This retrospective cohort analysis included patients selected from the HealthCore Integrated Research Environment (HIRE), a database of medical, laboratory, and pharmacy claims of commercially insured patients. The HIRE contains administrative claims data from 14 major commercial health plans across the United States, representing 45 million lives.
As a non-interventional, observational analysis, no patients were directly involved in the study. The study was conducted in compliance with state and federal laws, including the Health Insurance Portability and Accountability Act (HIPAA) of 1996.
A chart review was included in this study and approval for a complete waiver of HIPAA authorization was granted by a central Institutional Review Board (Quorum Review IRB, waiver #26699) prior to chart collection. All claims were from a limited dataset with anonymized patient information.
Patients between the ages of 13 and 64 years who had two or more claims for schizophrenia (International Classification of Diseases, 9th edition code 295.xx) from January 1, 2007 through to April 30, 2010 were included in the study. The younger patients were included in order to be able to describe the treatment patterns not only for chronic schizophrenia patients, but also for those who are at the earliest stages of their diagnosis and disease. Patients were followed for one year subsequent to the first claim for schizophrenia (the index date).
Antipsychotic medications were identified from pharmacy claims closest to the index date (±90 days). All first-generation (FGA) and second-generation (SGA) antipsychotics were included. Patients with a prescription for an FGA and/or SGA within 90 days before or after the index date were stratified by type of therapy into the monotherapy or polypharmacy cohorts. The first of these prescriptions was defined as the index medication. Monotherapy was defined as a single antipsychotic medication, whereas polypharmacy was defined as having two or more antipsychotics within a 45-day period. Short-acting antipsychotics given by injection for acute treatment were excluded to eliminate the possibility of mis-categorizing patients taking medications in an inpatient setting. Long-acting injections were not included because we found their use to be low in the claims (<2% overall, data not shown).
From the list of all schizophrenia patients included in the study, a random sample of 200 was targeted for medical record review. Patients were required to have documented schizophrenia in their medical record.
Because clinical outcome measures are not available in administrative claims data, the primary outcome measure used in this analysis was duration of therapy, measured over one year following the date antipsychotic treatment was initiated. Treatment duration was defined as the number of days without a 90-day gap in treatment. Discontinuation was defined as a 90-day gap in antipsychotic therapy prior to the end of the one year follow-up period. In the polypharmacy group, discontinuation was defined as a 90-day gap in at least one of the antipsychotic medications during follow-up.
Secondary outcomes included the type and number of psychiatric and somatic comorbidities during the one year follow-up period. Psychiatric comorbidities included depression, anxiety, bipolar, schizoaffective, attention-deficit and personality disorders. Analysis of somatic comorbidities included the Deyo-Charlson Comorbidity Index (DCI) score and the proportion of patients with claims for cardiovascular diseases, cerebrovascular disease, diabetes, hyperglycemia, or hyperlipidemia. Concomitant psychiatric medications other than antipsychotics, including antidepressants, anxiolytics, hypnotics and sedatives, mood stabilizers, and stimulants, were recorded.

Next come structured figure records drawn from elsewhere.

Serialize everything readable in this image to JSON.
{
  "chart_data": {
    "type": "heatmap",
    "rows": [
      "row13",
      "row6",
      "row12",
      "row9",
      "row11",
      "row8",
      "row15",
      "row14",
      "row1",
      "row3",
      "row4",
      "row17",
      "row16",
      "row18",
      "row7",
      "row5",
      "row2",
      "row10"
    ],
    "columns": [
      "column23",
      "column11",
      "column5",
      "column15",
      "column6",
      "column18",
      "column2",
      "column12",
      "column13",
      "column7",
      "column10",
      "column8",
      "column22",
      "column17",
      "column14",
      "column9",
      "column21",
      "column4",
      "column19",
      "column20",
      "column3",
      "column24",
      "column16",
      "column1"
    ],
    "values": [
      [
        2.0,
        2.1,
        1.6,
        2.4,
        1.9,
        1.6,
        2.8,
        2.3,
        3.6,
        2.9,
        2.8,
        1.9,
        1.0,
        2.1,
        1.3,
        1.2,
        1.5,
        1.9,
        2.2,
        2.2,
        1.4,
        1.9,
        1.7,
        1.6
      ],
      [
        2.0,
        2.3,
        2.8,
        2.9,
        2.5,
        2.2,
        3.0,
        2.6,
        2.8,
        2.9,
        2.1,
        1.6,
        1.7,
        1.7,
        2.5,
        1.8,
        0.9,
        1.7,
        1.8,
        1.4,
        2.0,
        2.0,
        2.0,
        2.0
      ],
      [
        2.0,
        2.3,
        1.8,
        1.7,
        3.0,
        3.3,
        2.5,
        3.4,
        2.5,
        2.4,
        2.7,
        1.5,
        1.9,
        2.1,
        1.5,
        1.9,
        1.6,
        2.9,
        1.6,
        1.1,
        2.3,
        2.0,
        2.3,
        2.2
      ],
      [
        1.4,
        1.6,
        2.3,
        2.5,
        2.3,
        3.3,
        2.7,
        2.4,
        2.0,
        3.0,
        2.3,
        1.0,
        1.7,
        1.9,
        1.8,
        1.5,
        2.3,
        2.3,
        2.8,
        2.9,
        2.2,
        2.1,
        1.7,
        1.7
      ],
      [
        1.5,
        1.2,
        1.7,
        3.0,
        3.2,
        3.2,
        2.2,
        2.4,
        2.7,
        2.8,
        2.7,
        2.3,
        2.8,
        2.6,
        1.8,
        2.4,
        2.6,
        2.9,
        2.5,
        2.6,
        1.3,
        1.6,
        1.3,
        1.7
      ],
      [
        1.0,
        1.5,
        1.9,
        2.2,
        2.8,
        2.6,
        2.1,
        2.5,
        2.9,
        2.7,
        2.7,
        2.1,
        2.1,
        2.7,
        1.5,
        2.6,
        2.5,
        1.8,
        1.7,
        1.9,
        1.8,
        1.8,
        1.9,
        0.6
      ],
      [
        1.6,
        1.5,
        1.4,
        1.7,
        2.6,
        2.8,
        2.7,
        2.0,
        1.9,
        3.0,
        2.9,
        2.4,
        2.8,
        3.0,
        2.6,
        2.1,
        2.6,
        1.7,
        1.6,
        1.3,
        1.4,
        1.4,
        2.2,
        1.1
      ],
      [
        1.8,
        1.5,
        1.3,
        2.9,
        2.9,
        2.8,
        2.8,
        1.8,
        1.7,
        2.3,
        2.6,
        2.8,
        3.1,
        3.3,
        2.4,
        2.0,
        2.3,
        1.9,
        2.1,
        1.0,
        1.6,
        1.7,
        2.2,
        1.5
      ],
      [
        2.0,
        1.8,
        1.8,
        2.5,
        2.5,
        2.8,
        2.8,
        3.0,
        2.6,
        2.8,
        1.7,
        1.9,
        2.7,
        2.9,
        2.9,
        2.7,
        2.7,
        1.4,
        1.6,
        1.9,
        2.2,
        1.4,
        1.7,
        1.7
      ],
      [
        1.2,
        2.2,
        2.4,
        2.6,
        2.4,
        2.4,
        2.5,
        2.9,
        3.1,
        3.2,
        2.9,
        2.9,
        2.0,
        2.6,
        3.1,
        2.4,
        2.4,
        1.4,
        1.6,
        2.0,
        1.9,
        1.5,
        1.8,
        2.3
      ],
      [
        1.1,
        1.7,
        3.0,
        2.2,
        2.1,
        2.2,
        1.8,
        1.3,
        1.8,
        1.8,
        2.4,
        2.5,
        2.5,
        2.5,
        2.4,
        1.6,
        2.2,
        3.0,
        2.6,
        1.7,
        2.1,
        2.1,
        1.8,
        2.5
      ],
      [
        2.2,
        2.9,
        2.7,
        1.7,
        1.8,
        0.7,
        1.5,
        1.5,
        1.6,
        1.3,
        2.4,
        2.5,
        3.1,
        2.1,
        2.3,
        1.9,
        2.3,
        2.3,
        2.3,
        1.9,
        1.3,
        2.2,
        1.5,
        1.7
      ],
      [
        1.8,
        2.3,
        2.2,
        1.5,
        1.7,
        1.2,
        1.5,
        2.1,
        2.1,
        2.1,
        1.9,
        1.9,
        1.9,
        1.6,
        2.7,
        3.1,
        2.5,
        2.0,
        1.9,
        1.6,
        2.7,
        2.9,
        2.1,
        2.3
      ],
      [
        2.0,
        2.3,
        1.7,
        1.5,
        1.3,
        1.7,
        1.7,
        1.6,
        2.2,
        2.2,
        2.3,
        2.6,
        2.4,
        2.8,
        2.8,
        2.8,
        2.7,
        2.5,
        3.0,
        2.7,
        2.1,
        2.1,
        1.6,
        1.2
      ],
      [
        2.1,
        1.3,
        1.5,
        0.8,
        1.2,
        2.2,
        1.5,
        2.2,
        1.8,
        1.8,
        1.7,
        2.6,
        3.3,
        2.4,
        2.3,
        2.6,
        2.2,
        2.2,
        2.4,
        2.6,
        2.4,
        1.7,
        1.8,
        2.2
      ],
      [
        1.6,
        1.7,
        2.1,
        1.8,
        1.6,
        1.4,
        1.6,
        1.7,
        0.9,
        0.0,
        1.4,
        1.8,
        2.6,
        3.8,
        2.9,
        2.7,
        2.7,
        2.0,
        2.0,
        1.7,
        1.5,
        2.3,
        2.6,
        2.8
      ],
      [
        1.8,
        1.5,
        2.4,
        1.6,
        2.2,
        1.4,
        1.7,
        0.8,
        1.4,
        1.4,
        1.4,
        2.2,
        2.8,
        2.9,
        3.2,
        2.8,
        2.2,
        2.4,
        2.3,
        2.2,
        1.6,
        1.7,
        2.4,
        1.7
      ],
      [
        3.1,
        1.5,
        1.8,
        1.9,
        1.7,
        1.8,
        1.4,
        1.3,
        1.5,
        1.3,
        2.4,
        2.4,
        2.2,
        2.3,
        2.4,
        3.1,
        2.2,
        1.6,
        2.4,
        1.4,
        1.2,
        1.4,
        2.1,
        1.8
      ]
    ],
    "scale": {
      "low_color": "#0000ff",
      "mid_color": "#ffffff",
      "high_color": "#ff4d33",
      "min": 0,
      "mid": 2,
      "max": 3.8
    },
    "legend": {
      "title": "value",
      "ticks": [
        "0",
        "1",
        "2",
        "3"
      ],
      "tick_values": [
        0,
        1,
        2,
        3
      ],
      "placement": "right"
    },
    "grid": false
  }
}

The type and number of somatic medications, including lipid-modifying agents, anti-diabetic agents, anti-Parkinson disease and movement disorder medications, cardiovascular agents, and anti-obesity drugs were also collected.
A random sample of 200 patients within the larger claims cohort was selected for medical chart review to estimate schizophrenia severity because this is not available in claims data. Severity within the sub-sample was determined from physician documentation in the charts and described as mild, moderate or severe. Due to the small number of patients with documented schizophrenia severity, comparisons between polypharmacy and monotherapy groups were descriptive only.
Measures were described as means (± standard deviation [SD]) for continuous variables, and frequencies for categorical variables. Differences in mean length of therapy were compared using t tests, and χ tests were used to compare the proportion of patients discontinuing treatment and the prevalence of comorbidities. Ordinary Least Squares (OLS) regression was used to predict the length of therapy (by type of antipsychotic therapy regimen), when controlling for gender, region, number of somatic and psychiatric comorbidities, DCI score, and the number of psychiatric and somatic medications.